By Mira Kamdar
When I was an undergraduate in college (in the last century), French was considered the language of diplomacy. My United States passport, despite the recent estranged “Freedom Fries era” of Franco-American relations, still states most entries in both English and French. Alas, in this brave new age, the diplomatic power of French appears to be slipping, not the least in Europe, and especially on its now contested borders with Russia.
France currently holds the presidency of the European Union, in which role and under the enterprising leadership of President Nicolas Sarkozy (whose name it is really too tempting in the present context to spell “Czarkozy”) France undertook to broker the withdrawal of Russian forces from Georgia after their recent incursion to “liberate” South Ossetia and Abkhazia. With typical French panache, the whole thing was neatly presented, apparently understood, and expected to be rapidly executed. However, it quickly became apparent that certain critical details of the original French draft of the terms of Russian withdrawal had, literally been lost, or at least warped, in translation.
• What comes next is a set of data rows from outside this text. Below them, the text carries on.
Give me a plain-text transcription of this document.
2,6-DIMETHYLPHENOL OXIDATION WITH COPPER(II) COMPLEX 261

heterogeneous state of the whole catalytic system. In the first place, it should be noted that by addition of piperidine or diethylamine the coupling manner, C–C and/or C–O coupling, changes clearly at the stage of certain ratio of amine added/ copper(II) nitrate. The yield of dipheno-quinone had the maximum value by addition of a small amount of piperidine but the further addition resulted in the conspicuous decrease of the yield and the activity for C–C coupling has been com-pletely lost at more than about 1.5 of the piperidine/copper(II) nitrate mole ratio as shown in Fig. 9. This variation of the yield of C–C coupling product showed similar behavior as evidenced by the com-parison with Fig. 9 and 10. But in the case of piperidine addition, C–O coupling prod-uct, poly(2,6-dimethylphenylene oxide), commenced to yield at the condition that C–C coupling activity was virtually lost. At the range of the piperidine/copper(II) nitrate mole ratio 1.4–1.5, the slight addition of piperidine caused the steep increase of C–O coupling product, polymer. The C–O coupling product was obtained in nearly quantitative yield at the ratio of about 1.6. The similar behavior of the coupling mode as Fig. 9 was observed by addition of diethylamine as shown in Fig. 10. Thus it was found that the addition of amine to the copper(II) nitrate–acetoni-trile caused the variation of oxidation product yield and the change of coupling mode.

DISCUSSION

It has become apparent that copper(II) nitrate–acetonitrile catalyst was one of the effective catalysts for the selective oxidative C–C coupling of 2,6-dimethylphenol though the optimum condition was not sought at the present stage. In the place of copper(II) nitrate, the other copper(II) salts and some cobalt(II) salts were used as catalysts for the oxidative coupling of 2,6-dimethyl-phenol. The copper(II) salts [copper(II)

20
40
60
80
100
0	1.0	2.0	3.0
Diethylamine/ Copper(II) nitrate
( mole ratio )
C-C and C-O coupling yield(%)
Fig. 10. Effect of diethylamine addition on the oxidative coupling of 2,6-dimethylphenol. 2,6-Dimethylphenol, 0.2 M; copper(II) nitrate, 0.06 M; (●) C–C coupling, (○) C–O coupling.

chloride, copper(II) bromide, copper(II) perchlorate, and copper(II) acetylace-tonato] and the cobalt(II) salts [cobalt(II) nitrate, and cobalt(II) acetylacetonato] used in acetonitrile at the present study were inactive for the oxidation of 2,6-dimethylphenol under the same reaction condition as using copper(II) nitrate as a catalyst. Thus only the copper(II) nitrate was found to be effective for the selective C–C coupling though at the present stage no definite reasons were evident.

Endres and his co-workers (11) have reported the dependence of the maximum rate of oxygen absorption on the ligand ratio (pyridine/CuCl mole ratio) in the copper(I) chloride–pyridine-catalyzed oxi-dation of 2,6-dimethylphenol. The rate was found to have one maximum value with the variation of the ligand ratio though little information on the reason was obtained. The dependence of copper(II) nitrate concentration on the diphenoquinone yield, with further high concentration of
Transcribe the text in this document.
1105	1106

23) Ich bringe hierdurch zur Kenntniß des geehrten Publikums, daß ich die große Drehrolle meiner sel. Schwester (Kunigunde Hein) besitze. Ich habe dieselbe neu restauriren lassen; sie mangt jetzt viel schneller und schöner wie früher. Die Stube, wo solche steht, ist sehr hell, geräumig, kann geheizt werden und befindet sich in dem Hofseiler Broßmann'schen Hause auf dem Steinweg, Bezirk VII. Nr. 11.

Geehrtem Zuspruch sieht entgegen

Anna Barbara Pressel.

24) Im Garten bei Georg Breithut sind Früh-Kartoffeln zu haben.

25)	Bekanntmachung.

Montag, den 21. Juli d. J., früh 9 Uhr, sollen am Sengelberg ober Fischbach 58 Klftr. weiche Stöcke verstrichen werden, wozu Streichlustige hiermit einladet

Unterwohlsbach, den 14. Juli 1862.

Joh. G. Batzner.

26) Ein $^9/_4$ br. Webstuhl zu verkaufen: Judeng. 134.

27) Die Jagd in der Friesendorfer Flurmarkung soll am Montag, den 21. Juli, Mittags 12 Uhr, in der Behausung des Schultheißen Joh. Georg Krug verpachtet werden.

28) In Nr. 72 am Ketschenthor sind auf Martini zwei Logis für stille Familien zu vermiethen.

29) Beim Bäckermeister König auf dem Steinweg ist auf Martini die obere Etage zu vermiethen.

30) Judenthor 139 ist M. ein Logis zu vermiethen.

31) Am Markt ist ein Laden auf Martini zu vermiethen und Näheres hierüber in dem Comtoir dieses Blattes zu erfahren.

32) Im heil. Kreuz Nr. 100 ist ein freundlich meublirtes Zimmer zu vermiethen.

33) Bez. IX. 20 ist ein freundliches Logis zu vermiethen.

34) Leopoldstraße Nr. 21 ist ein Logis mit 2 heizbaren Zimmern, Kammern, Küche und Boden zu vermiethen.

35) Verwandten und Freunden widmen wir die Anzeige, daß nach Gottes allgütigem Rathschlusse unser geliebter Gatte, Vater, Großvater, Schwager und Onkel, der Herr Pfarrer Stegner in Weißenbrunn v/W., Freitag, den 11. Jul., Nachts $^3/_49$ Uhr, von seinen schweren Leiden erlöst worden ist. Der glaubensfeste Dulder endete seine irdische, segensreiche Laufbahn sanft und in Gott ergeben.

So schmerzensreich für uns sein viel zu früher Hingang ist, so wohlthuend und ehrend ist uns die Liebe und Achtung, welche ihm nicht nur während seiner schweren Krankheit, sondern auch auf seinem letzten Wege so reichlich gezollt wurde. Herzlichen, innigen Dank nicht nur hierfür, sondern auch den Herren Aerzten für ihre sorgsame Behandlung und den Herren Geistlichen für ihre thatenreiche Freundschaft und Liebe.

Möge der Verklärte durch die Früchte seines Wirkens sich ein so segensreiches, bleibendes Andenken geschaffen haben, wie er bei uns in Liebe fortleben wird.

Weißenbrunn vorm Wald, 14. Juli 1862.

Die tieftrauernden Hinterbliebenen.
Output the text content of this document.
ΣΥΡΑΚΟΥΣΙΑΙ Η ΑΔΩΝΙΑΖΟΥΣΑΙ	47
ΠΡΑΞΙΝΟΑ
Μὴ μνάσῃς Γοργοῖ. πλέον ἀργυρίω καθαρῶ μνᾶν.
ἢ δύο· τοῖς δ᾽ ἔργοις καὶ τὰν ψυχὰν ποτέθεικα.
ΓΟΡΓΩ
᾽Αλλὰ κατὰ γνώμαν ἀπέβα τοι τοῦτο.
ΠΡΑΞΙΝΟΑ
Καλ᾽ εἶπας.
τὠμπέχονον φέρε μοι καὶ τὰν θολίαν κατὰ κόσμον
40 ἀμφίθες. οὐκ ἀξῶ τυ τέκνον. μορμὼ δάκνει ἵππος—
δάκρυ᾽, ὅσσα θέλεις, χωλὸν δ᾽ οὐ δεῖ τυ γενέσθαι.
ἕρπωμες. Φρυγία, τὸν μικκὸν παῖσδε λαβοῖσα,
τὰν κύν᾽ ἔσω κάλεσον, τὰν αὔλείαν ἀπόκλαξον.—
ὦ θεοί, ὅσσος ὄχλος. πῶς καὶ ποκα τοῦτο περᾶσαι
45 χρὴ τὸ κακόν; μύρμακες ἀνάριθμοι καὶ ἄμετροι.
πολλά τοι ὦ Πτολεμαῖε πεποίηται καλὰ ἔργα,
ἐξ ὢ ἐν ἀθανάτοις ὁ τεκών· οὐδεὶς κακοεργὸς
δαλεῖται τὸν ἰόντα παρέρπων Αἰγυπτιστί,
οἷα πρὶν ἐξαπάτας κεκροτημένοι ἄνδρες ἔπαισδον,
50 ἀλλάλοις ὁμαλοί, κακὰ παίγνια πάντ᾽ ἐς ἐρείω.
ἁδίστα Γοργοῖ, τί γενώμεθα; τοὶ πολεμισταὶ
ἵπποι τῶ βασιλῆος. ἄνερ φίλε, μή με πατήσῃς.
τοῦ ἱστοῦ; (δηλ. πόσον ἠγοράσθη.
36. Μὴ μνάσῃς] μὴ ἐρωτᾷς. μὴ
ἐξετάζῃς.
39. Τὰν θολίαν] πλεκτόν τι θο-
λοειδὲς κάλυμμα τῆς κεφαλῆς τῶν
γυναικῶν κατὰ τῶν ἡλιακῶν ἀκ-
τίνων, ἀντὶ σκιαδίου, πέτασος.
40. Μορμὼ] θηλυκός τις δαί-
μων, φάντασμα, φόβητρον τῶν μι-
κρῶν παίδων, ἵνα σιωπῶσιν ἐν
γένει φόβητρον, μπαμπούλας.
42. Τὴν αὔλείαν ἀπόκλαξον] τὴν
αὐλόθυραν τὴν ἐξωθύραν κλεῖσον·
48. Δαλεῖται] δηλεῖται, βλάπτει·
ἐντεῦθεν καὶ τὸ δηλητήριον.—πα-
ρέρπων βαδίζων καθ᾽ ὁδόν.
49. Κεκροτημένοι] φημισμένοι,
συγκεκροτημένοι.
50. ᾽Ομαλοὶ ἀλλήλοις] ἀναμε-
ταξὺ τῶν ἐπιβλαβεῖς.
It all hinges on a prepositional dispute. Does the draft agreement call for security “for” South Ossetia, as the Georgian and English translations state, or does it call for security “in” South Ossetia as the Russian translation allows. The Russians are sticking with their translation, which they are interpreting to mean that their presence in South Ossetia is essential for security in this disputed territory. Mon dieu! Alas, it was not always thus. For more than a century, French was the language of Russia’s erstwhile aristocracy. From 1762, when Catherine the Great became Russia’s czarina, to 1917 when the aristocratic family (down to the last child it was recently proved) was taken out into the woods and shot, the Russian ruling class liked nothing so much as to converse and write in the Gallic tongue. Catherine’s enthusiasm for the French philosophes and their bewitching ideas found their apogee in her fascination with Diderot, her subvention of his megalomaniac Encyclopédie project, her charitable purchase of his library, and her tolerance for—perhaps even her masochistic pleasure in—his rapturous transports of philosophical monologue in which he would so firmly and so repeatedly grip the monarch’s tender limbs that she protested: “I cannot get out of my conversations with him without having my thighs bruised and black and blue.”
How times have changed. An oligarchy an aristocracy is not. I’d like to see Bernard Kouchner try that move on Vladmir Putin!
In the meantime, perhaps it is time to concede that the linguistic imperium of 21st-century Europe is neither French nor Russian (nor Georgian), but English. If the European Union, under any presidency, just stuck to English, clearly the new lingua franca of Europe, all parties would be able to tell their “fors” from their “ins”—and get out of where they shouldn’t be as directed.
Mira Kamdar is a Senior Fellow at the World Policy Institute and the author of Planet India: The Turbulent Rise of the Largest Democracy and the Future of Our World (Scribner, 2008).